第2話【空前絶後の大ブーム】

 早朝五時。

 起きると、Twitterの通知が溜まっていた。

 通知欄は、表示上限の二十件を超えて「20+」となっている。

「……何が起きた?」

 私、兎本千里は通知欄を眺めて、一分ほど固まっていた。



 六時四十分。

 今日はランニングできなかった。

 Twitterの通知が止まないせいで、朝から携帯の充電が殆どない。

 マジかよ……。

 通勤電車の中。
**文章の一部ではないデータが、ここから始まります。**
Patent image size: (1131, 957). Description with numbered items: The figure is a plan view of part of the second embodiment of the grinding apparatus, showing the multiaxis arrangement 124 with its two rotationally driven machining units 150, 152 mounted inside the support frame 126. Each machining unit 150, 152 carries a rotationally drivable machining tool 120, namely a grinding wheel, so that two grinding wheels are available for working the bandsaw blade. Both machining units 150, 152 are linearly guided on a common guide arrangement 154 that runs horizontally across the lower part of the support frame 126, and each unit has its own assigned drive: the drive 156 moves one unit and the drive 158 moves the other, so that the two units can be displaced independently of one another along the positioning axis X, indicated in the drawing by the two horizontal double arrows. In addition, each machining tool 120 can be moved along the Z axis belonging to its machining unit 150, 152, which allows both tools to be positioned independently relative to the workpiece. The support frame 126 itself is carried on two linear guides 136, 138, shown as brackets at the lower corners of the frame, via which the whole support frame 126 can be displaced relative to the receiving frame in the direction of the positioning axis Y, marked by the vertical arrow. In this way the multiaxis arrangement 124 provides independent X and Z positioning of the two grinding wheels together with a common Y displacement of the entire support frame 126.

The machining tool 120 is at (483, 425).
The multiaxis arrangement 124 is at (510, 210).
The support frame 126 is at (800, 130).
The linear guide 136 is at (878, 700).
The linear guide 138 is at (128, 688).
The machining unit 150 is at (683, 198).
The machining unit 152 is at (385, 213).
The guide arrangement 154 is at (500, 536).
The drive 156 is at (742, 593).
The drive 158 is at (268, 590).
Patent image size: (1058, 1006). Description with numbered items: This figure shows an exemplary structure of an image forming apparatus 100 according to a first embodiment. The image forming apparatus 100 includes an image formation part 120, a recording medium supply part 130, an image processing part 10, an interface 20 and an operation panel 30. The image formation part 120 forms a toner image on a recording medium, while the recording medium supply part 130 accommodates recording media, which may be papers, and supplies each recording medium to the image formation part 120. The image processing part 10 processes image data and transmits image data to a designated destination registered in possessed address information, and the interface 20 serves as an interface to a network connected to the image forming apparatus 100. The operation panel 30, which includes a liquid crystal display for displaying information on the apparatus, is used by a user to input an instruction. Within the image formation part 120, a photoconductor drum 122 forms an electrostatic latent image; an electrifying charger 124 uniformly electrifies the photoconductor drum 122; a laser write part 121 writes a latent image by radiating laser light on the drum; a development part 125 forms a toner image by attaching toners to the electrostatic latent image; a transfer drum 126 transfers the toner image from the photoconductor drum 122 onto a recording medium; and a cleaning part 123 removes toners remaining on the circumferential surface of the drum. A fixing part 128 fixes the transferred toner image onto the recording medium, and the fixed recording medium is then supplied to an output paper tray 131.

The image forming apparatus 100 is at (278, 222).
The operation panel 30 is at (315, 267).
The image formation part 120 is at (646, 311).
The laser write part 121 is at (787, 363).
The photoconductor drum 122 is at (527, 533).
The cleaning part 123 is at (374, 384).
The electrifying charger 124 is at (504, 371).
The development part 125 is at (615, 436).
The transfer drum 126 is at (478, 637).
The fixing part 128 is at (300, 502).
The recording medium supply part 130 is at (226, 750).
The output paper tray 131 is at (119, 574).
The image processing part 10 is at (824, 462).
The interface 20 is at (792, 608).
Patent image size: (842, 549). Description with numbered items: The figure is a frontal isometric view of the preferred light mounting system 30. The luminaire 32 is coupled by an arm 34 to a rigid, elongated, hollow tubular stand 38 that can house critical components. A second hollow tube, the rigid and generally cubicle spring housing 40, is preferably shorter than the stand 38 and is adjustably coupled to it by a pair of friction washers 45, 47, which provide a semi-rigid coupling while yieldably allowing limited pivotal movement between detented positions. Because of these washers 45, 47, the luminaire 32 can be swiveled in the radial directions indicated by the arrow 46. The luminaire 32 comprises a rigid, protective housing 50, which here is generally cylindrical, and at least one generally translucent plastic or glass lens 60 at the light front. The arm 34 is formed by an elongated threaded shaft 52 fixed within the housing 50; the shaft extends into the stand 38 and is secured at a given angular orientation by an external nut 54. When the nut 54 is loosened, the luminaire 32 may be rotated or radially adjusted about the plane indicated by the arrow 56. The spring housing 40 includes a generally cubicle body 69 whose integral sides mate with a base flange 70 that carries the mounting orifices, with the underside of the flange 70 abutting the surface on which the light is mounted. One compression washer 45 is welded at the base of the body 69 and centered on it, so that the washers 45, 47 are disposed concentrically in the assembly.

私は、恐る恐る配信サイトを開き『柳祢子やなぎねこ』のページを見る。

 登録者と総視聴回数がバカみたいに伸びていた。

「いち、じゅう、ひゃく、せん……ん? いち、じゅう、ひゃく、せん……」

 何度見返しても、「1500」という数字が目に入る。

 600人から減って150人ではなく、1500人。

「何があったの……?」

 困惑しているうちに、中学校の最寄り駅に着いた。

 気分を仕事モードに切り替えて、電車を降りる。



 六時五十五分。

 昨日より余裕をもって校門をくぐる。

「先生おはようございます!」「先生聞いて—!」「先生、今日はいつも通りだね」

「おはよう、今日は寝坊しなかったからね~」

 生徒たちに挨拶を返す。時間に余裕はあるが、今は私の心に余裕がない。

 心にもやもやを抱えながら、職員玄関へと歩く。



 七時。

 完全に仕事する気分に切り替わった私は、職員室のドアを開く。

「兎本先生、今日もギリギリですよ。だいたい、いつもこんなギリギリに出勤してきてねぇ。これだから最近の若者は……」

「はぁ……すみません」

 一瞬にして気分が損なわれた。

 昨日より早く出勤しているのに、教頭は昨日と同じことを言ってくる。若者だから頑張れって、いつの時代の話だよ。

 薄いし頭が固いって、いいとこなしじゃん……。


 七時十分。

「すみません! 遅れました!」

 珍しく、袴田蓮司はかまだれんじ先生が遅刻をしてきた。

 教頭の小言に真摯に謝罪しながら、袴田先生は私の隣の席に着いた。

「珍しいですね」

「いやぁちょっと、色々ありまして……ははっ……」

 後頭部に手を当て、照れながら笑う袴田先生。顔が整っているだけあって、破壊力は抜群だ。

「じゃあ、全員揃ったので朝礼を始めますよ」

 教頭の声が職員室に響く。

「くそっ、平日に耐久なんかするんじゃ……」

「袴田先生?」

 朝礼が始まったのに、なにやらブツブツと唸っている袴田先生。怖い夢でも見たのかと、心配して声を掛ける。

「ヘアッ!?」

 袴田先生は驚いて変な声を上げた。先生の声に驚いて、私の肩もビクッと跳ねる。

「袴田先生、朝礼中ですよ」

 先生は、即座に教頭先生からのお叱りを受けていた。



 十三時半。

 食堂で生徒たちと給食を食べた後。職員室で雑務とメールチェック。

 ……加えて、登録者が伸びた原因を探る。

「絶対これなんだよなぁ……」

 私は、ひと際再生数の高い切り抜き動画を眺めていた。


『驚きすぎてブレーキみたいな叫びをあげる、柳祢子とかいうVtuber』

 5万回ほど再生されているその動画のコメント欄には

「ほんとにブレーキで草」「これだれ?」「ブレーキ音聞きたいから登録してきたわ」などなど……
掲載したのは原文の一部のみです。